As an example, we recently had a conversation with a building committee around the idea of a wellness center, in their minds defined largely as a place for counseling activities. The building committee had hired an architect, visited similar facilities, and staked out a location for new offices and associated spaces. Basically, they arrived at their solution through what we call “pattern matching” — copying what other institutions had previously built. While pattern matching might reflect some lessons learned, it rarely provides a forward-looking solution. Bear in mind, when you see a newly built facility, the thinking behind it is already four to six years old. The answer here isn’t necessarily a faster delivery process, but rather a more informed conception.

Contrast that approach with the thinking of a peer institution, whose planning committee routinely uses a persona created by the admissions office, a fictional student of the future named “Mary,” to iterate options around various campus development initiatives. Mary lives a life in flow, a transparent existence, with 24/7, 365, on-demand everything, and she is perfectly comfortable with, and even prefers, online interactions.

Around the issue of wellness, the planning committee understood that while Mary has never been to a counselor’s office, she nevertheless consults her counselor weekly. This understanding led to a number of ideas about how the activity of wellness could become part of the institutional culture. Where space was necessary, a number of unique ideas bubbled up around how it might be accommodated within the campus setting.
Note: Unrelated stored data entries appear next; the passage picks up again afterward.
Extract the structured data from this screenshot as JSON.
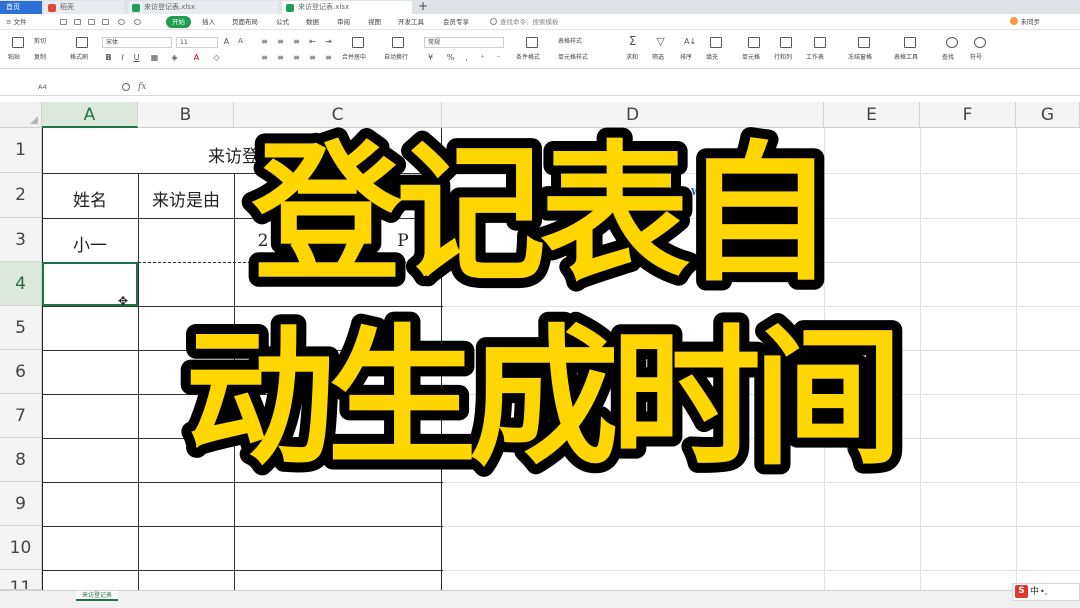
{
  "tabs": [
    {
      "label": "首页",
      "active": false
    },
    {
      "label": "稻壳",
      "active": false
    },
    {
      "label": "来访登记表.xlsx",
      "active": false
    },
    {
      "label": "来访登记表.xlsx",
      "active": true
    }
  ],
  "tab_add": "+",
  "menu": {
    "file": "≡ 文件",
    "items": [
      "开始",
      "插入",
      "页面布局",
      "公式",
      "数据",
      "审阅",
      "视图",
      "开发工具",
      "会员专享"
    ],
    "active_item": "开始",
    "search_placeholder": "查找命令、搜索模板",
    "sync_status": "未同步"
  },
  "ribbon": {
    "paste": "粘贴",
    "cut": "剪切",
    "copy": "复制",
    "format_painter": "格式刷",
    "font_name": "宋体",
    "font_size": "11",
    "number_format": "常规",
    "merge": "合并居中",
    "wrap": "自动换行",
    "conditional_format": "条件格式",
    "table_style": "表格样式",
    "cell_style": "单元格样式",
    "sum": "求和",
    "filter": "筛选",
    "sort": "排序",
    "fill": "填充",
    "cell": "单元格",
    "row_col": "行和列",
    "worksheet": "工作表",
    "freeze": "冻结窗格",
    "table_tools": "表格工具",
    "find": "查找",
    "symbol": "符号"
  },
  "formula_bar": {
    "cell_ref": "A4",
    "fx": "fx",
    "value": ""
  },
  "columns": [
    "A",
    "B",
    "C",
    "D",
    "E",
    "F",
    "G"
  ],
  "selected_column": "A",
  "rows": [
    "1",
    "2",
    "3",
    "4",
    "5",
    "6",
    "7",
    "8",
    "9",
    "10",
    "11"
  ],
  "selected_row": "4",
  "table": {
    "title": "来访登记",
    "header_name": "姓名",
    "header_reason": "来访是由",
    "row3_name": "小一",
    "row3_c_partial": "2",
    "row3_c_right_partial": "P",
    "row2_d_partial": "W"
  },
  "overlay": {
    "line1": "登记表自",
    "line2": "动生成时间",
    "fill_color": "#ffd600",
    "stroke_color": "#000000"
  },
  "sheet_tab": "来访登记表",
  "ime": {
    "logo": "S",
    "lang": "中",
    "punct": "•,"
  }
}
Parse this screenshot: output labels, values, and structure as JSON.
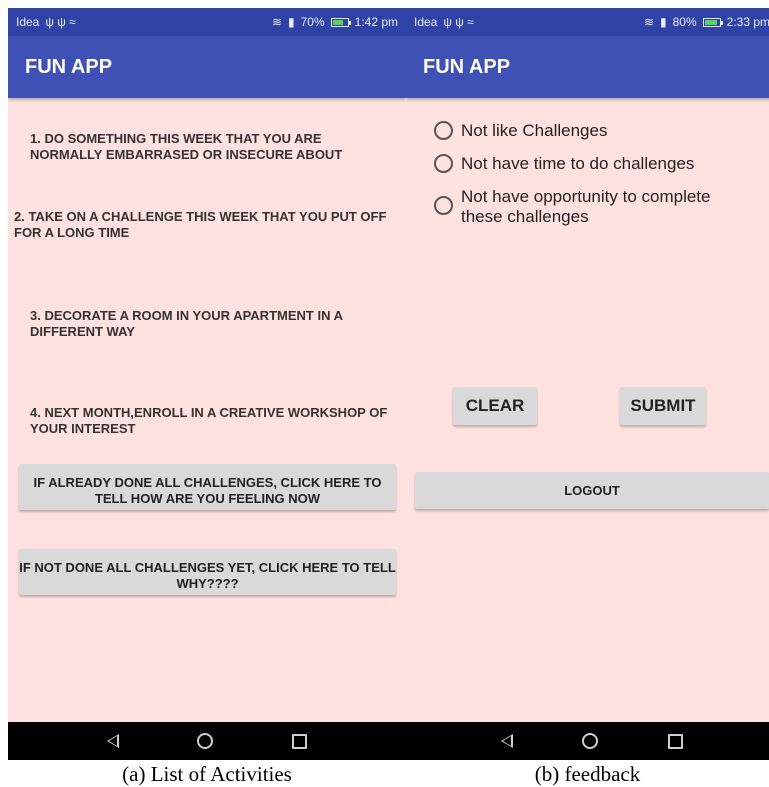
{
  "screen_a": {
    "status": {
      "carrier": "Idea",
      "signal_icons": "ψ ψ ≈",
      "battery_pct_label": "70%",
      "battery_level": 0.7,
      "time": "1:42 pm"
    },
    "appbar_title": "FUN APP",
    "activities": [
      "1. DO SOMETHING THIS WEEK THAT YOU ARE NORMALLY EMBARRASED OR INSECURE ABOUT",
      "2. TAKE ON A CHALLENGE THIS WEEK THAT YOU PUT OFF FOR A LONG TIME",
      "3. DECORATE A ROOM IN YOUR APARTMENT IN A DIFFERENT WAY",
      "4. NEXT MONTH,ENROLL IN A CREATIVE WORKSHOP OF YOUR INTEREST"
    ],
    "done_button": "IF ALREADY DONE ALL CHALLENGES,  CLICK HERE TO TELL  HOW  ARE YOU FEELING NOW",
    "not_done_button": "IF NOT DONE ALL CHALLENGES YET,  CLICK HERE TO TELL WHY????",
    "caption": "(a) List of Activities"
  },
  "screen_b": {
    "status": {
      "carrier": "Idea",
      "signal_icons": "ψ ψ ≈",
      "battery_pct_label": "80%",
      "battery_level": 0.8,
      "time": "2:33 pm"
    },
    "appbar_title": "FUN APP",
    "options": [
      "Not like Challenges",
      "Not have time to do challenges",
      "Not have opportunity to complete these challenges"
    ],
    "clear_button": "CLEAR",
    "submit_button": "SUBMIT",
    "logout_button": "LOGOUT",
    "caption": "(b) feedback"
  },
  "icons": {
    "wifi": "wifi-icon",
    "signal": "signal-icon",
    "battery": "battery-icon",
    "nav_back": "back-triangle-icon",
    "nav_home": "home-circle-icon",
    "nav_recent": "recent-square-icon"
  },
  "colors": {
    "status_bar": "#2f43a7",
    "app_bar": "#3f51b5",
    "background": "#ffe1df",
    "button": "#d9d9d9",
    "nav_bar": "#000000"
  }
}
Short-term successes are nice while they last, but institutions that want to remain viable into the future must balance stability and innovation. Campus planning and subsequent campus development need to reinforce the balancing act between maintaining a clear focus on the fundamentals and the creativity to explore new opportunities.

So, to overcome these strategic shortcomings, we often suggest “rethinking the building committee” in favor of a planning committee with no mandate to build. Yes, this may be viewed as a subtle distinction in the near-term, but over time this planning committee will move beyond one-off architectural exercises into a mindset of constant evaluation — a perpetual state of thinking about the disposition of space, facilities, and land uses in the context of a rapidly maturing student experience.
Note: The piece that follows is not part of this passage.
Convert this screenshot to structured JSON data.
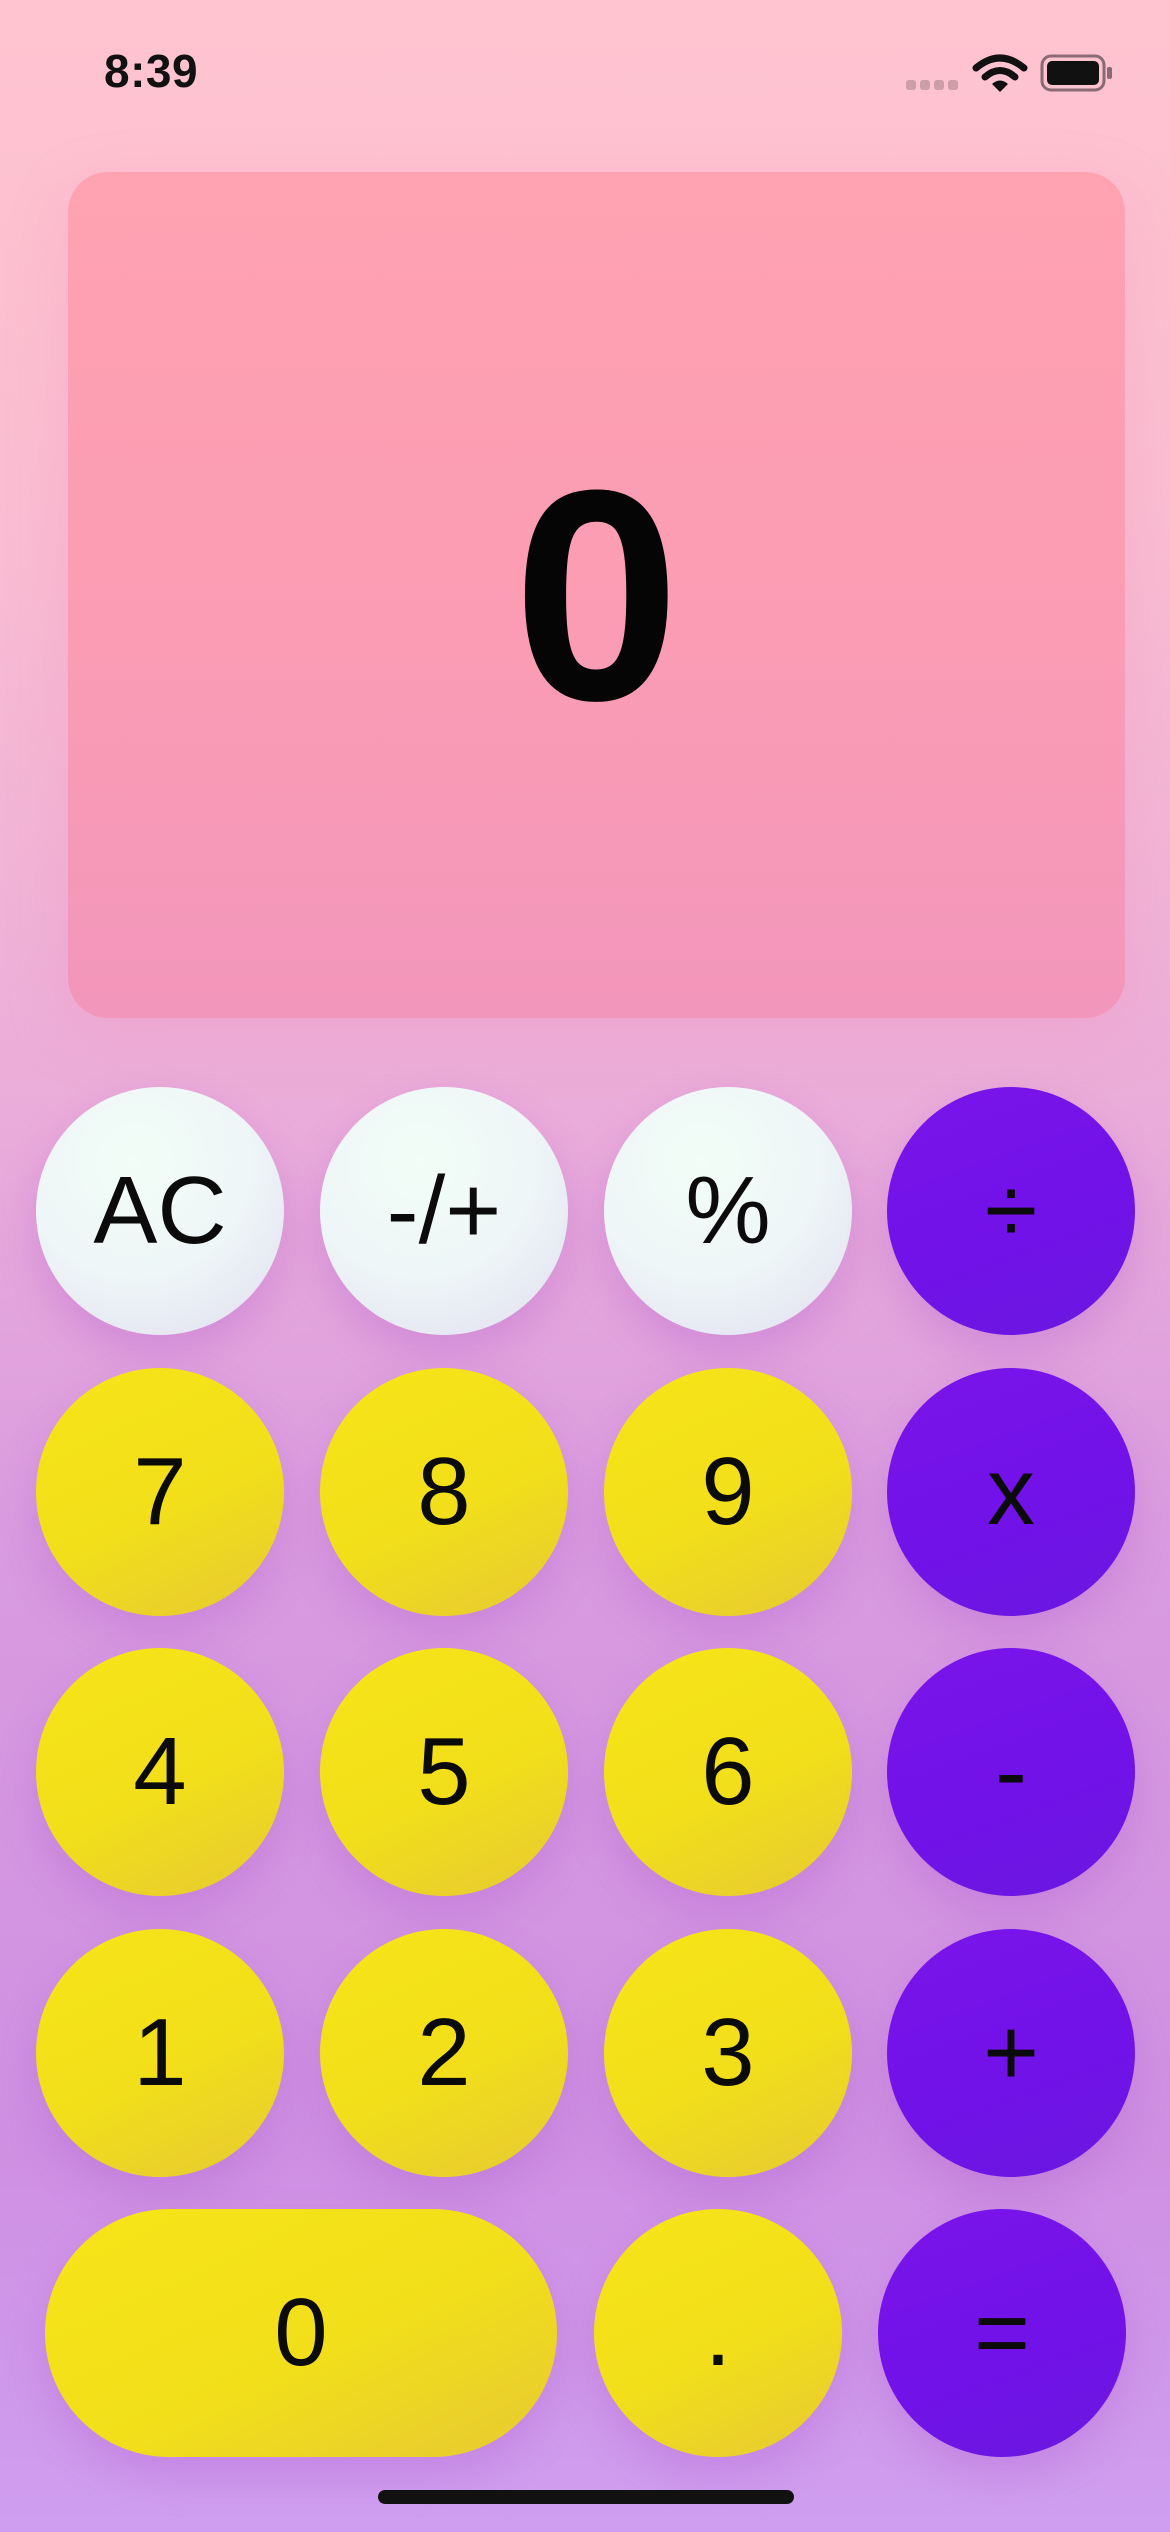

How will they do that? Forgo the traditional pattern matching and single-source vision; both are near-sighted. Champion process; fill the room with the school’s best and brightest; invite broad, differentiated points of view; define problems before racing to solutions; focus on impacts not features; demand data every step of the way; dig deep and disrupt the boundaries of today’s initiatives with the often hard to get to “what ifs” and create a shared, authentic understanding of what success looks like for institutional change. In short, steering over aiming. If that change requires building, create an ad-hoc committee with the requisite skill sets to oversee the execution.
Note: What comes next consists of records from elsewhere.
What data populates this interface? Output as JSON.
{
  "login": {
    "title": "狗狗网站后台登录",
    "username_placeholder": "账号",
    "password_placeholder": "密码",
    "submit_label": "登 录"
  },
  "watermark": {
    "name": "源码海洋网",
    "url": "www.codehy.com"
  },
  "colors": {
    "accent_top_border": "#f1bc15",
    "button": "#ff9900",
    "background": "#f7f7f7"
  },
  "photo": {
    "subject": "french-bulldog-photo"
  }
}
This isn’t a radical idea. To keep pace in an ever-changing world, schools are expanding their regular Board conversations to include a constant process of strategic thinking, enabling richer outcomes than through the more traditional decision-making cycle. Planning the future of the campus setting and all it embodies is a significant dimension of institutional strategy and ongoing stewardship. In an era of constant change, the idea of a building committee, with its mandate, focus, and composition is just a hammer looking for a nail — independent schools need a different approach.